Output Scoping Report

This command allows you to output a scoping report including word count, matching statistics, etc.

The report will be output to stdout. The content is the same as the Scoping Report Step's default template:

  • Date
  • File list
  • Total word count
  • If leveraging is used:
    • Exact Local Context match word count
    • 100% Match word count
    • Fuzzy Match word count
    • Repetition word count

The syntax of this command is:

 -sr [options] inputFile [inputFile2...]

Available options:

-fc configId The identifier of the filter configuration to use for the extraction.
-ie encoding The encoding name of the input files. this is used only if the filter cannot detect the encoding from the input file itself.
-sl srcLang The code of the source language of the input files. See more details...
-tl trgLang The code of the target language for the output (also used in the input if the input documents are multilingual). See more details...
-seg [srxFile] The segmentation rules to utilize. To specify the default rules that come with the installation, use -seg without filename. The default rules are in config/defaultSegmentation.srx in your Okapi main directory.
-pen tmDirectory|
-tt [hostname[:port]]|
-gs configFile|
-mm [key]|
-gg configFile|
-apertium [configFile]|
-ms configFile|
-tda configFile|
-lingo24 configFile|
-mmt url [context]|
-bi bilingualFile
A translation resource connector to use to translate the document: -pen for the Pensieve TM Connector, -tt for the Translate Toolkit TM Connector, -gs for the GlobalSight TM Connector, -mm for MyMemory TM Connector, -gg for the Google MT v2 Connector, -apertium for the Apertium MT Connector, -ms for the Microsoft Translator Connector, -tda for the TDA Translation Repository Connector, -lingo24 for the Lingo24 Premium MT Connector, -mmt for the ModernMT API Connector and -bi for the Bilingual File Connector.

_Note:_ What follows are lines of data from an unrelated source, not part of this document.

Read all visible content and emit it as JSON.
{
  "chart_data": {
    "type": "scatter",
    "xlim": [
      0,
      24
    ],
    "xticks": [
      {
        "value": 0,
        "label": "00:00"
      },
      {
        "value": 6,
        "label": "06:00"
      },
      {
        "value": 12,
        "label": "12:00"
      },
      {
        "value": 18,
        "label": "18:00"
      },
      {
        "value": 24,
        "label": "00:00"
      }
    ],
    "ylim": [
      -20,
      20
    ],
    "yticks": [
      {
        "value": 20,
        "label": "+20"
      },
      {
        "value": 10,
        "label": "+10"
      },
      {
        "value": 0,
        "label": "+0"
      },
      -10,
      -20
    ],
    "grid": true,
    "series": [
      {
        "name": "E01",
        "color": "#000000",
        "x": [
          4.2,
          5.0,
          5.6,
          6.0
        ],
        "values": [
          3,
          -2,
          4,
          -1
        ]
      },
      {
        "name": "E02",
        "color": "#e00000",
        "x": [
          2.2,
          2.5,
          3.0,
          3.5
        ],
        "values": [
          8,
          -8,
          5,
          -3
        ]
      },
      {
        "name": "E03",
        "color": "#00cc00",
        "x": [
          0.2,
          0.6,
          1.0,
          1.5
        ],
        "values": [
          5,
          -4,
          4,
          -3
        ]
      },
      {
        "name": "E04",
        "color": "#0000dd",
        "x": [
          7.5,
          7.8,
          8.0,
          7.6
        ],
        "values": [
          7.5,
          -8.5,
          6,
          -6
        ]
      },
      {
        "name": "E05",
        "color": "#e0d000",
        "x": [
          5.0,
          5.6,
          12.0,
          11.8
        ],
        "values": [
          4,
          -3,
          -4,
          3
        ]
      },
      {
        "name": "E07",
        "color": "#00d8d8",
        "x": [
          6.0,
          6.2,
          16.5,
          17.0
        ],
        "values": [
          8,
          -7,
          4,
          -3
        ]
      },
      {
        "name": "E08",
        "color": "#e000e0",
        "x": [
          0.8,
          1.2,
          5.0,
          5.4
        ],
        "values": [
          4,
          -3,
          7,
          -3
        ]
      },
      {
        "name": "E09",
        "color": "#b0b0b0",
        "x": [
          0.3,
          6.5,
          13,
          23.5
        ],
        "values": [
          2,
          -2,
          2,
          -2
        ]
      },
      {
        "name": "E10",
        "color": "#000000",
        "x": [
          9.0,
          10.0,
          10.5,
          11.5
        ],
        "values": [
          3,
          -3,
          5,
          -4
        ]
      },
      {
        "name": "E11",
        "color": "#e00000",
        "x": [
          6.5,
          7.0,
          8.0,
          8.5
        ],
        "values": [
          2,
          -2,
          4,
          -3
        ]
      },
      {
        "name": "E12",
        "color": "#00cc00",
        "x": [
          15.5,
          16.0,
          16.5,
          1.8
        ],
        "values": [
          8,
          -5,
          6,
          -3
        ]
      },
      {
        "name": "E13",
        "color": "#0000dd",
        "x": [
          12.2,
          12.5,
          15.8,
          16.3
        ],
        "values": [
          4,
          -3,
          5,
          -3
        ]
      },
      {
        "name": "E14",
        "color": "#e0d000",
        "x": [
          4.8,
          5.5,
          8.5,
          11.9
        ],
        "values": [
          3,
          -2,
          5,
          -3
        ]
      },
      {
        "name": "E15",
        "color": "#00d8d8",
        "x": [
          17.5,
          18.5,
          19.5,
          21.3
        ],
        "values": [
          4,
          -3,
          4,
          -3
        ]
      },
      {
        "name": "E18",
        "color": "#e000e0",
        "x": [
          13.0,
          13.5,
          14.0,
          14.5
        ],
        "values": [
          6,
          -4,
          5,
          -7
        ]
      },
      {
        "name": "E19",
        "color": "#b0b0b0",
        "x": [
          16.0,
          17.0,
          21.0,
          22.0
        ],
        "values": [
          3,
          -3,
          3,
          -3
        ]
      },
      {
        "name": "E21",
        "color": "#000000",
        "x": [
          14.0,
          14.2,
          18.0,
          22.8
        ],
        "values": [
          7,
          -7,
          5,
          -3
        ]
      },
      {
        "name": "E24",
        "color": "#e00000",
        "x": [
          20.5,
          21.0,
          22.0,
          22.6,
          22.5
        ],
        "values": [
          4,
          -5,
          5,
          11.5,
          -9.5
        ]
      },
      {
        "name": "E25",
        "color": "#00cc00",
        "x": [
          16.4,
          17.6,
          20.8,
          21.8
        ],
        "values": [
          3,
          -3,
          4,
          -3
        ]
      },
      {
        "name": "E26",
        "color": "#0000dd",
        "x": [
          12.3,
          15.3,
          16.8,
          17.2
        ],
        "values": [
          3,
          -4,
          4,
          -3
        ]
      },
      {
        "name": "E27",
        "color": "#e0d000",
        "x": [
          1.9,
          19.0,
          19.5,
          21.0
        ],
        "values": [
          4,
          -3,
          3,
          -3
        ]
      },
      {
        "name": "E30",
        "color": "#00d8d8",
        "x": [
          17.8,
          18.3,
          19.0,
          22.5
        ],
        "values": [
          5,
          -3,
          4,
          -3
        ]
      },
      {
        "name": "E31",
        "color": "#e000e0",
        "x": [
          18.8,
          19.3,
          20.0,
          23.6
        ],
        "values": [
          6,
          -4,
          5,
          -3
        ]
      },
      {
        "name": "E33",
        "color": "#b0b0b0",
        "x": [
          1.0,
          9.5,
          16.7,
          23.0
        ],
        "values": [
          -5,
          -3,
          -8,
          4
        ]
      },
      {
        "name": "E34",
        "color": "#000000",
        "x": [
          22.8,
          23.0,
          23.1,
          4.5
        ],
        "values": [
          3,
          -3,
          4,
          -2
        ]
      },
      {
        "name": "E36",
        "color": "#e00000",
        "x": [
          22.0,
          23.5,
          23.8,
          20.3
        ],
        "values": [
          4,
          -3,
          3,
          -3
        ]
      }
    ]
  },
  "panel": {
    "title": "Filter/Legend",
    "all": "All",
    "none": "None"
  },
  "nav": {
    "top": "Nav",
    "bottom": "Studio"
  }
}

The leveraging occurs after segmentation, if you have specified segmentation rules.

Note that some Internet-based resource may be slow and result in lengthy processing time. Be also aware that some translation resources may not always provide a good handling of inline codes.

-opt threshold TM query option: The threshold is a number between 0 and 100. If this option is not set the default is 95. Note that this option may be limited for some search engines because of the way they are configured.
-maketmx [tmxFile] Generates a TMX document with all the entries leveraged. You can specify the name of the document, if you do not it will be named pretrans.tmx.